Aksi brutal dan teror
Zaghir menambahkan, “Setiap kali seorang komandan baru mengambil alih wilayah ini, kami selalu menyaksikan penggerebekan besar yang disertai aksi brutal dan kehancuran luas. Tidak benar klaim mereka bahwa ini adalah operasi penegakan hukum.”
Menurutnya, jika benar itu penegakan hukum, pasukan pendudukan tidak akan melarang para lansia kembali ke rumah mereka, tidak akan meneror para pelajar dan menghambat pendidikan mereka, serta tidak akan menargetkan warga sipil dengan gas beracun yang menembus balkon-balkon rumah.
Ia menegaskan bahwa pesan yang ingin disampaikan 'Israel' kepada warga adalah bahwa mereka tidak memiliki keistimewaan apa pun meski berstatus sebagai warga Yerusalem, dan bahwa mereka diperlakukan sebagai musuh, bukan warga negara.
Zaghir menjelaskan bahwa penggerebekan ini berdampak langsung pada sekitar 3.600 mobil dan 1.000 sepeda motor yang setiap hari digunakan warga Kafr Aqab untuk pergi bekerja menuju pusat kota melalui pos militer Qalandiya.
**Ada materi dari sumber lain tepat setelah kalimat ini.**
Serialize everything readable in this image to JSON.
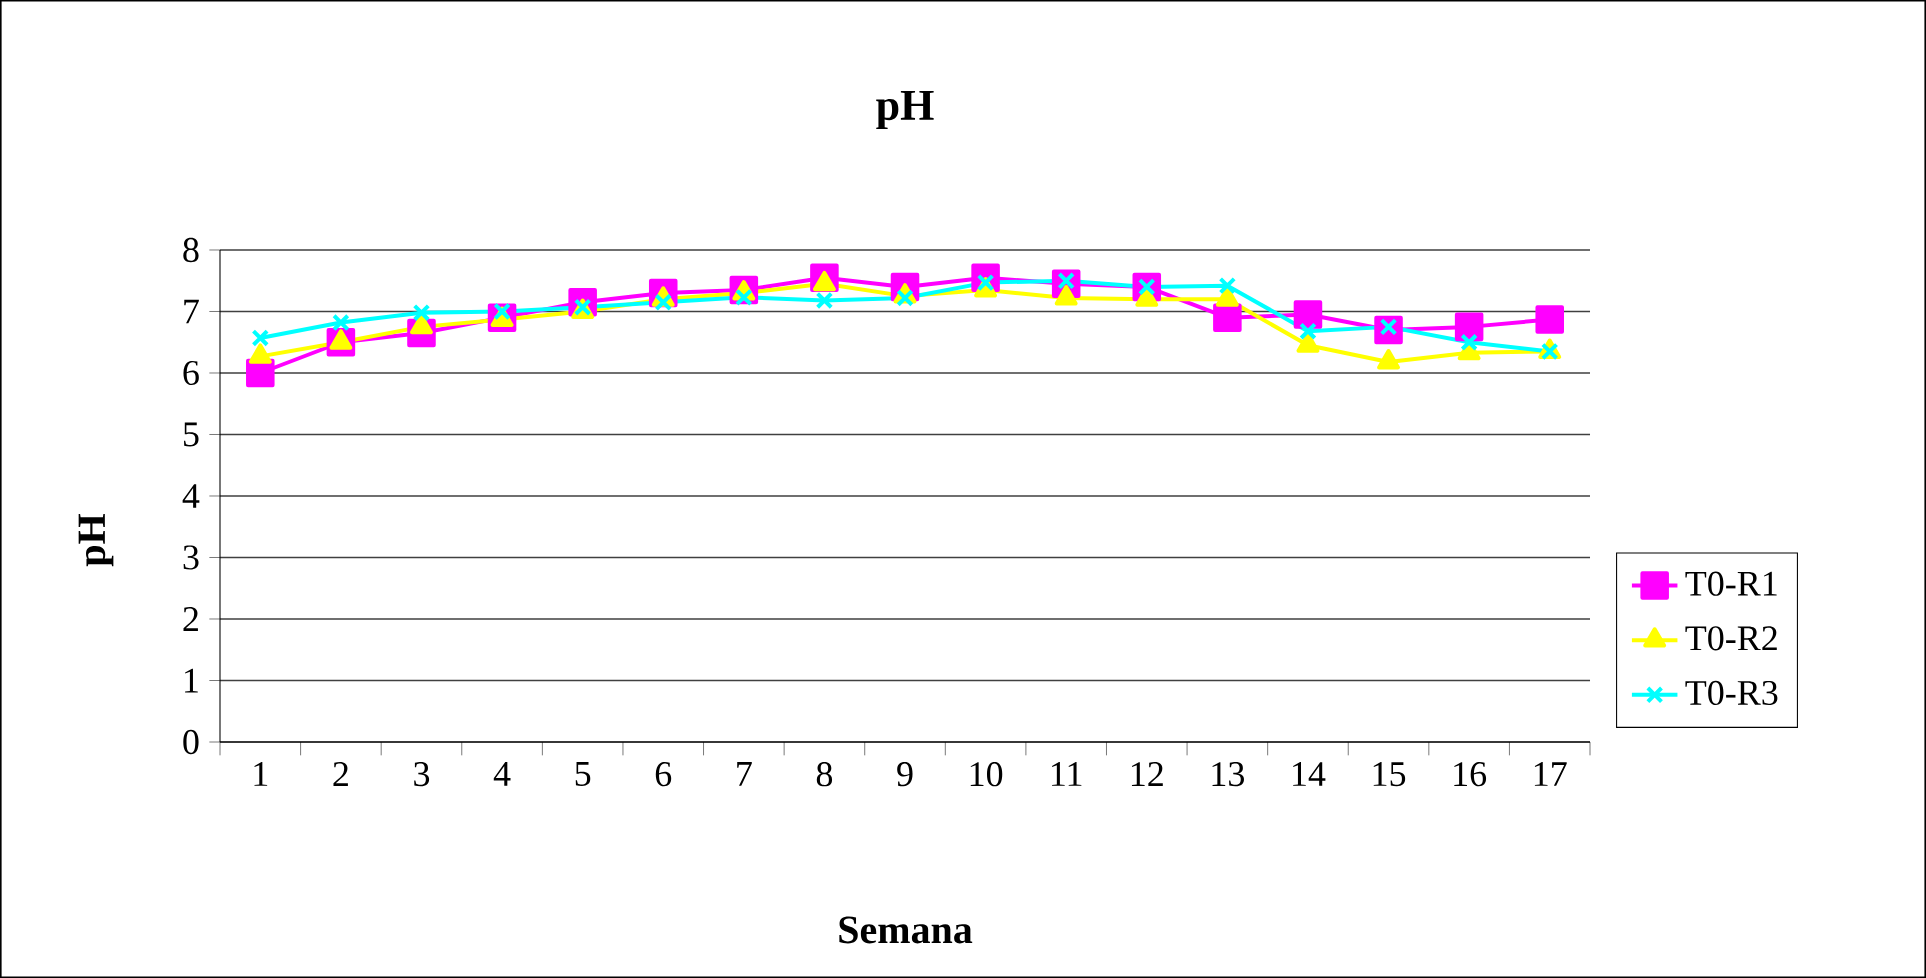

Selain itu, sekitar 100 ribu warga Palestina pemegang kartu identitas 'Israel' (kartu biru) dengan alamat “Kafr Aqab” juga terdampak.
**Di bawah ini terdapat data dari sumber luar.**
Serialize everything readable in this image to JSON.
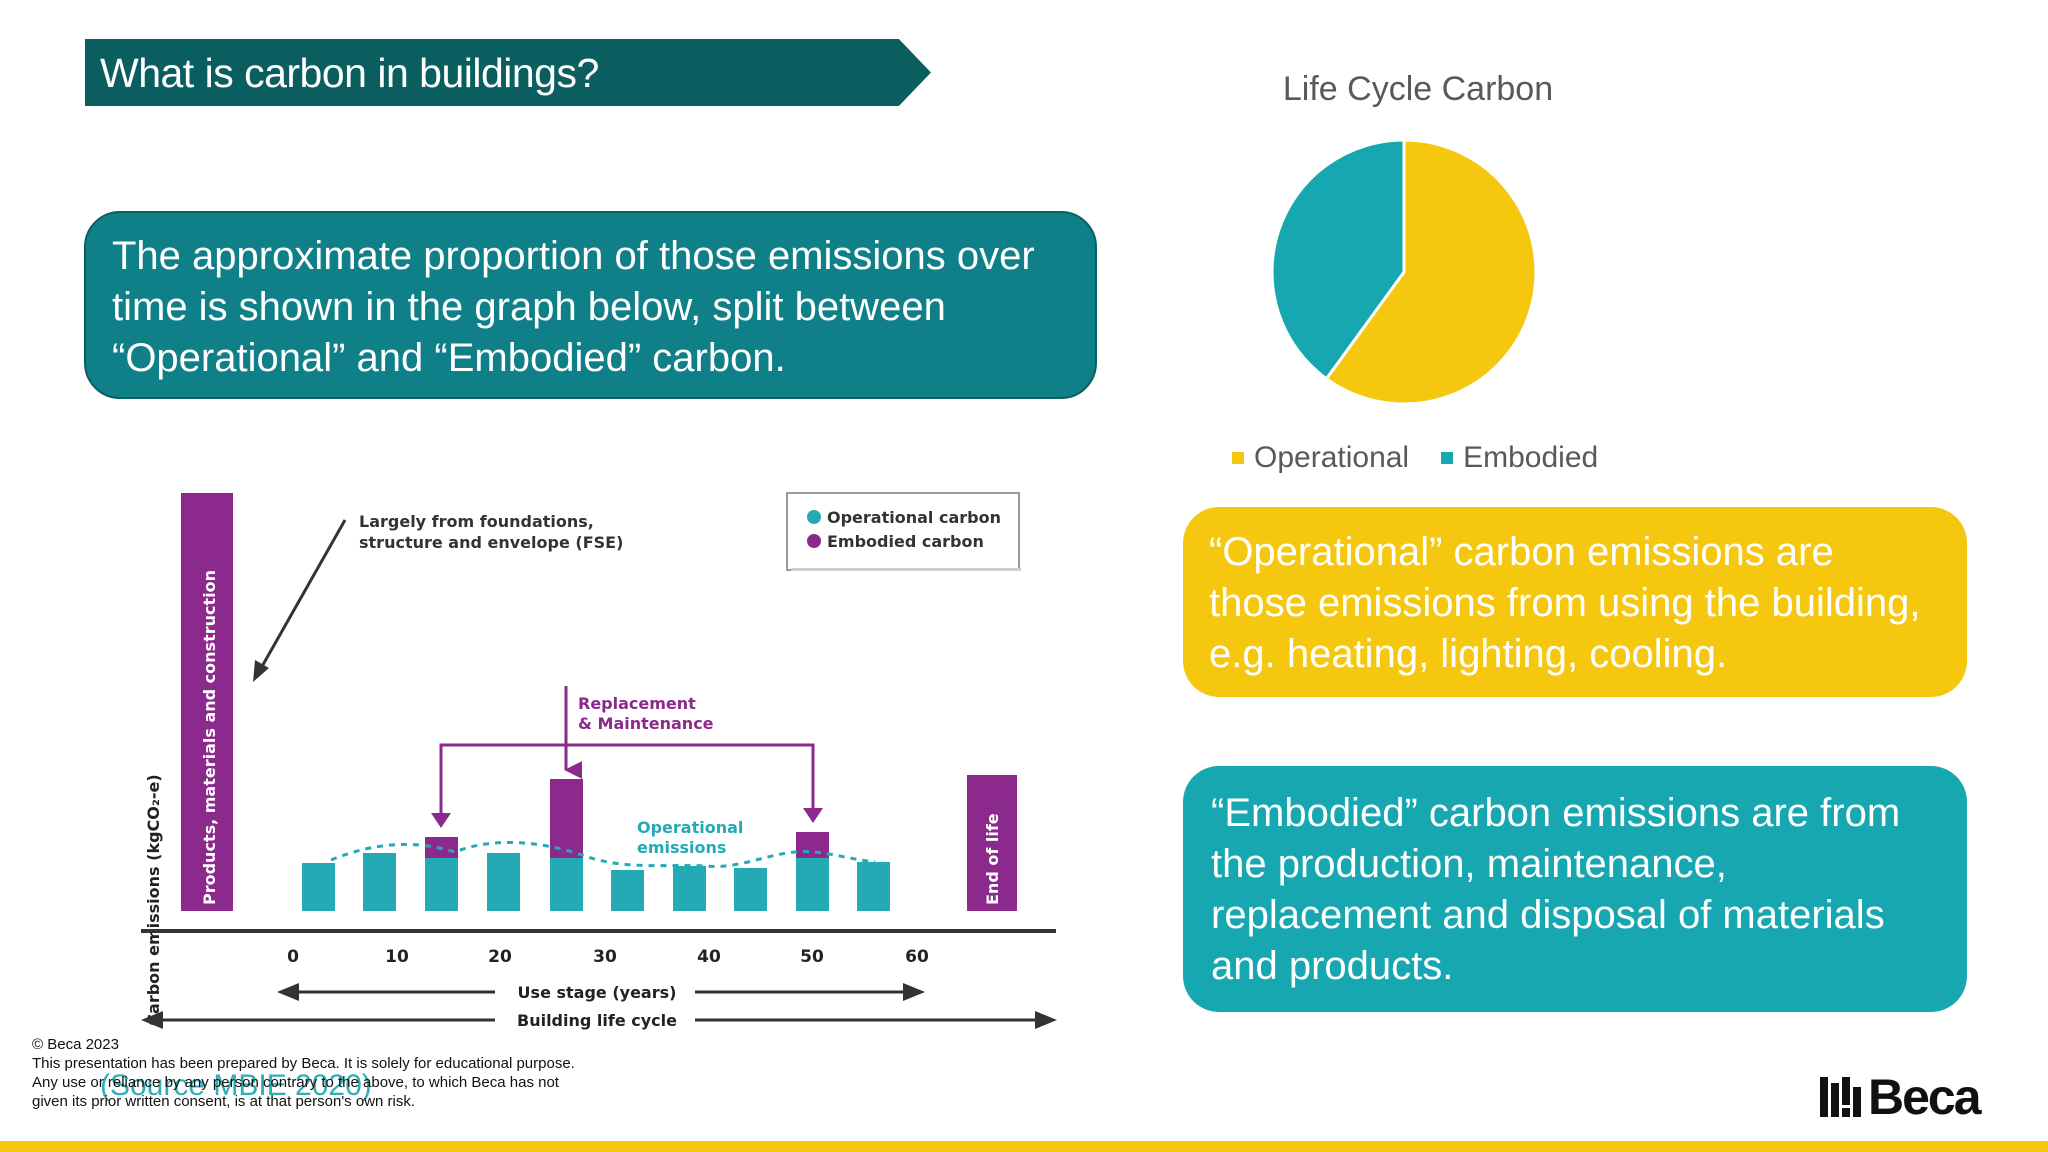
{
  "slide": {
    "title": "What is carbon in buildings?",
    "intro": "The approximate proportion of those emissions over time is shown in the graph below, split between “Operational” and “Embodied” carbon.",
    "operational_text": "“Operational” carbon emissions are those emissions from using the building, e.g. heating, lighting, cooling.",
    "embodied_text": "“Embodied” carbon emissions are from the production, maintenance, replacement and disposal of materials and products.",
    "source": "(Source MBIE 2020)"
  },
  "chart_data": {
    "type": "pie",
    "title": "Life Cycle Carbon",
    "legend_position": "bottom",
    "slices": [
      {
        "label": "Operational",
        "value": 60,
        "color": "#f5c80f"
      },
      {
        "label": "Embodied",
        "value": 40,
        "color": "#16a7b0"
      }
    ]
  },
  "diagram": {
    "y_axis_label": "Carbon emissions  (kgCO₂-e)",
    "start_bar_label": "Products, materials and construction",
    "end_bar_label": "End of life",
    "fse_note_line1": "Largely from foundations,",
    "fse_note_line2": "structure and envelope (FSE)",
    "legend_operational": "Operational carbon",
    "legend_embodied": "Embodied carbon",
    "replacement_line1": "Replacement",
    "replacement_line2": "& Maintenance",
    "operational_line1": "Operational",
    "operational_line2": "emissions",
    "x_ticks": [
      "0",
      "10",
      "20",
      "30",
      "40",
      "50",
      "60"
    ],
    "use_stage_label": "Use stage (years)",
    "life_cycle_label": "Building life cycle",
    "colors": {
      "operational": "#24aab5",
      "embodied": "#8b2a8c"
    }
  },
  "footer": {
    "copyright": "© Beca 2023",
    "disclaimer_line1": "This presentation has been prepared by Beca. It is solely for  educational purpose.",
    "disclaimer_line2": "Any use or reliance by any person contrary to the above, to which Beca has not",
    "disclaimer_line3": "given its prior written consent, is at that person's own risk.",
    "logo_text": "Beca"
  }
}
Ia menambahkan bahwa sekitar 20 ribu warga Palestina tercatat beralamat “Kota Tua” dalam kartu identitas mereka, namun tinggal di balik tembok pemisah setelah membeli apartemen di kawasan tersebut. Selain itu, terdapat sekitar 10 ribu orang dari keluarga “pernikahan campuran”, salah satu pasangan memegang kartu identitas 'Israel' dan yang lain identitas Tepi Barat, yang masih menunggu proses penyatuan keluarga untuk memperoleh hak tinggal di Yerusalem.
Menurut Zaghir, kehidupan seluruh kelompok ini lumpuh total akibat penggerebekan luas yang dilakukan oleh tentara yang ia sebut sebagai “anak buah Ben-Gvir”. Tujuannya tak lain adalah menekan warga melalui pungutan dan tekanan ekonomi demi mendorong mereka hengkang dari Yerusalem, menyengsarakan kehidupan mereka, dan menjejalkan lebih banyak praktik diskriminasi rasial.
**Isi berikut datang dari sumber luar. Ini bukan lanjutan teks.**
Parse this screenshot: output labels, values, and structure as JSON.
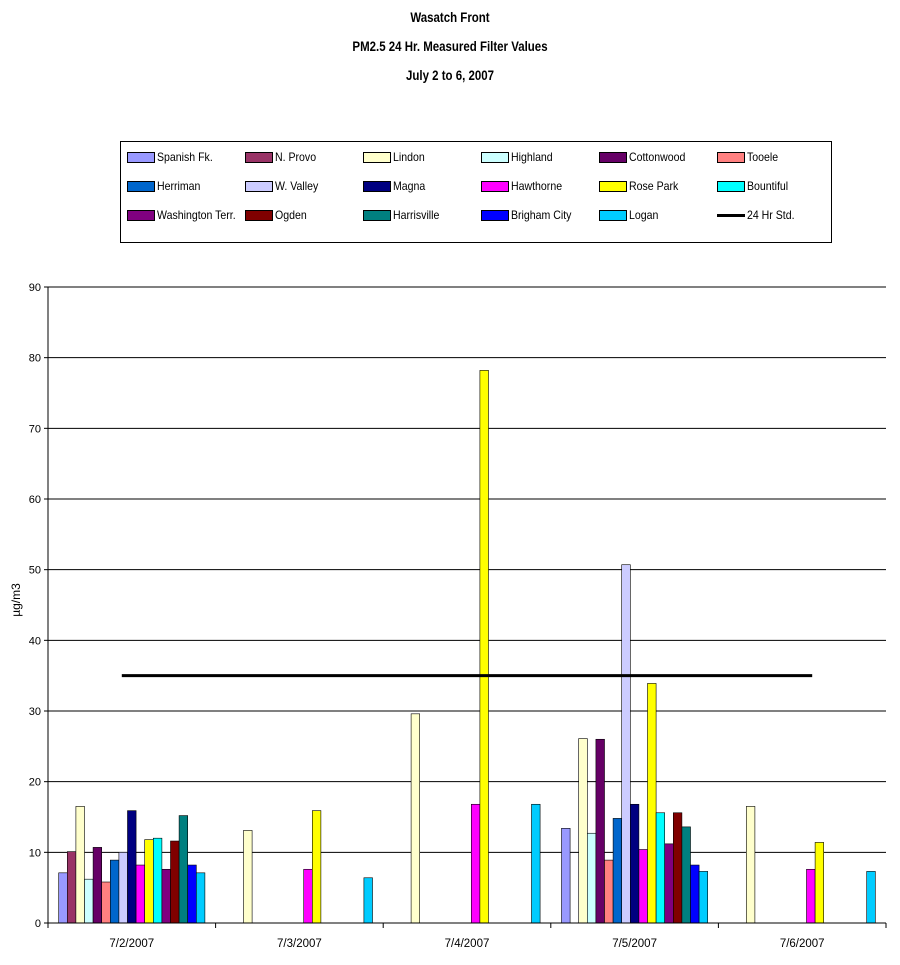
{
  "chart_data": {
    "type": "bar",
    "title": "Wasatch Front",
    "subtitle": "PM2.5 24 Hr. Measured Filter Values",
    "subtitle2": "July 2 to 6, 2007",
    "ylabel": "µg/m3",
    "xlabel": "",
    "ylim": [
      0,
      90
    ],
    "yticks": [
      "0",
      "10",
      "20",
      "30",
      "40",
      "50",
      "60",
      "70",
      "80",
      "90"
    ],
    "grid": true,
    "legend_position": "top",
    "categories": [
      "7/2/2007",
      "7/3/2007",
      "7/4/2007",
      "7/5/2007",
      "7/6/2007"
    ],
    "series": [
      {
        "name": "Spanish Fk.",
        "color": "#9999ff",
        "values": [
          7.1,
          null,
          null,
          13.4,
          null
        ]
      },
      {
        "name": "N. Provo",
        "color": "#993366",
        "values": [
          10.1,
          null,
          null,
          null,
          null
        ]
      },
      {
        "name": "Lindon",
        "color": "#ffffcc",
        "values": [
          16.5,
          13.1,
          29.6,
          26.1,
          16.5
        ]
      },
      {
        "name": "Highland",
        "color": "#ccffff",
        "values": [
          6.2,
          null,
          null,
          12.7,
          null
        ]
      },
      {
        "name": "Cottonwood",
        "color": "#660066",
        "values": [
          10.7,
          null,
          null,
          26.0,
          null
        ]
      },
      {
        "name": "Tooele",
        "color": "#ff8080",
        "values": [
          5.8,
          null,
          null,
          8.9,
          null
        ]
      },
      {
        "name": "Herriman",
        "color": "#0066cc",
        "values": [
          8.9,
          null,
          null,
          14.8,
          null
        ]
      },
      {
        "name": "W. Valley",
        "color": "#ccccff",
        "values": [
          10.0,
          null,
          null,
          50.7,
          null
        ]
      },
      {
        "name": "Magna",
        "color": "#000080",
        "values": [
          15.9,
          null,
          null,
          16.8,
          null
        ]
      },
      {
        "name": "Hawthorne",
        "color": "#ff00ff",
        "values": [
          8.2,
          7.6,
          16.8,
          10.4,
          7.6
        ]
      },
      {
        "name": "Rose Park",
        "color": "#ffff00",
        "values": [
          11.8,
          15.9,
          78.2,
          33.9,
          11.4
        ]
      },
      {
        "name": "Bountiful",
        "color": "#00ffff",
        "values": [
          12.0,
          null,
          null,
          15.6,
          null
        ]
      },
      {
        "name": "Washington Terr.",
        "color": "#800080",
        "values": [
          7.6,
          null,
          null,
          11.2,
          null
        ]
      },
      {
        "name": "Ogden",
        "color": "#800000",
        "values": [
          11.6,
          null,
          null,
          15.6,
          null
        ]
      },
      {
        "name": "Harrisville",
        "color": "#008080",
        "values": [
          15.2,
          null,
          null,
          13.6,
          null
        ]
      },
      {
        "name": "Brigham City",
        "color": "#0000ff",
        "values": [
          8.2,
          null,
          null,
          8.2,
          null
        ]
      },
      {
        "name": "Logan",
        "color": "#00ccff",
        "values": [
          7.1,
          6.4,
          16.8,
          7.3,
          7.3
        ]
      }
    ],
    "reference_line": {
      "name": "24 Hr Std.",
      "value": 35,
      "color": "#000000"
    }
  }
}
“Pembantaian pembongkaran”
Direktur Kantor Gubernur Yerusalem di Kamp Qalandiya, Zakaria Fayala, mengatakan kepada Al Jazeera Net bahwa warga terkejut dengan tingkat perusakan yang menyertai penggerebekan tersebut. Mulai dari perataan kios-kios, toko-toko, papan reklame, hingga baliho besar, dengan dalih “operasi penertiban”. Selain itu, banyak barang dagangan disita dan sebagian dihancurkan di depan mata para pedagang, dengan alasan tidak layak konsumsi atau tidak memenuhi standar pengawasan.
Fayala menyoroti dikeluarkannya perintah pengosongan lapangan terhadap lima rumah di pintu masuk Kamp Qalandiya, yang kemudian diubah menjadi pos militer. Pemilik rumah diberi tahu bahwa mereka tidak boleh kembali hingga pagi hari berikutnya, sebelum pasukan akhirnya menarik diri dari kawasan tersebut.
Ia juga menyebutkan bahwa jumlah tentara yang sangat besar dikerahkan untuk menyisir gang-gang kamp. Bahkan, “Pusat Pemuda Qalandiya” diubah menjadi pos militer selama beberapa jam sebelum akhirnya ditinggalkan, dan penjaganya yang sebelumnya dipukuli dibebaskan setelah ditahan sepanjang operasi.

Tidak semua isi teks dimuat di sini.